An alle noch nicht dreißigjährige Absolventen: Wir gelten als Problemgeneration. Wir sind faul, verwöhnt und haben schon zu viel von der Welt gesehen. Außerdem fordern wir zu viel ein: flache Hierarchien, viel Freizeit und großzügige Entlohnung. Von entsprechender nicht-materieller Anerkennung ganz zu schweigen. Wir tun unsere Meinung zu laut kund (ob online oder offline) und sind außerdem noch links-orientiert und umweltfreundlich. Und dann soll unser Beruf auch noch Spaß machen. Spaß! Weiche Faktoren zählen mehr als Bausparverträge. Die Wahrheit ist: Unsere Chefgeneration kann mit unserem freigeistlichen Denken und Bedürfnissen nichts anfangen. Doch eine Frage bleibt offen: Wer gibt zuerst nach?

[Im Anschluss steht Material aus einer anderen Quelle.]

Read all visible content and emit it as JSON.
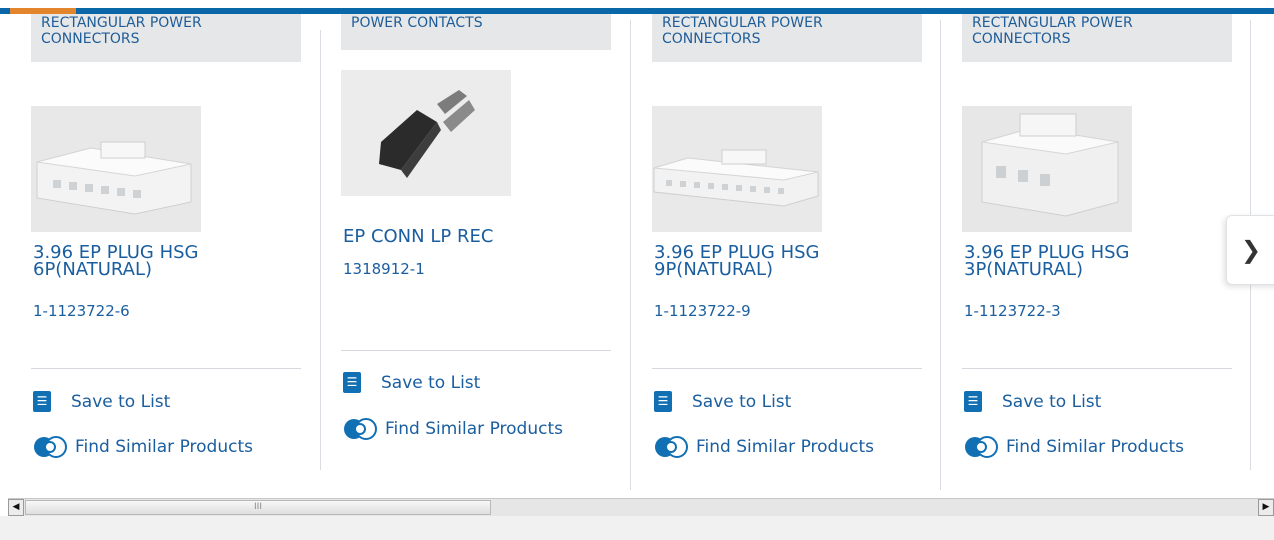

Der heutige Arbeitsmarkt fordert von uns Jungakademikern zusätzlich zu den bi- oder trilingualen Ausbildungen (selbstverständlich noch unter 25 Jahren absolviert) mindestens zehn praktische Berufsstationen: Vom qualifizierenden (unbezahlten und mindestens sechs Monate langen) Praktikum im Großunternehmen bis zur studentischen Aushilfsstelle im Start-Up. Aber bitteschön das Studium sollte dabei nicht zu sehr vernachlässigt werden. Ach so und engagiert ihr euch nicht sozial? Nein? Schade, dann wird das leider nichts mit einer Stelle in der weltverbessernden Stiftung. Weltverbesserungsdrang ist leider ausverkauft.
Zynismus beiseite. Wir stehen vor einem ernsthaften Problem. Dieses Problem ist ein gesellschaftliches Embargo: Wir wollen unsere Arbeitskraft (von HRlern auch als Potenzial glorifiziert) sehr gerne in den Arbeitsmarkt exportieren (wir sind nämlich nicht so faul, wie es uns unterstellt wird), nur stellen wir daran gerechtfertigte Bedingungen. Und diese Bedingungen rühren nicht von unserer verwöhnten Kindheit, von ermöglichten Auslandsjahren und unbezahlten (von den Eltern finanzierten) Praktika her: Die Bedingungen, die wir stellen sind angepasst an existentielle Überlebensfaktoren des 21. Jahrhunderts. Sollen wir schnellst möglichst und von überall erreichbar sein? Brauchen wir ein Smartphone. Sollen wir uns sozial und politisch wieder mehr engagieren? Brauchen wir Freizeit. Sollen wir in einer deutschen Großstadt überleben? Brauchen wir ein Gehalt, das dies ermöglicht. Liebe Arbeitgeber, stellt ihr euch eigentlich die Frage der Logik hinter all euren Anforderungen? Habt ihr in den 60ern und 70ern ein Jahr lang für null Euro und einen feuchten Händedruck gearbeitet? Nicht? WARUM sollten wir das jetzt tun?
Wir sind die Generation Y. Wir stellen Fragen. Wir hinterfragen und reflektieren. Uns und euch. Eigentlich machen wir nur die uralte Kosten-Nutzen-Rechnung für alle auf. Und weil wir das wagen, gelten wir als verwöhnt. Als zu fordernd. Als Spaßgeneration. Aber warum eigentlich?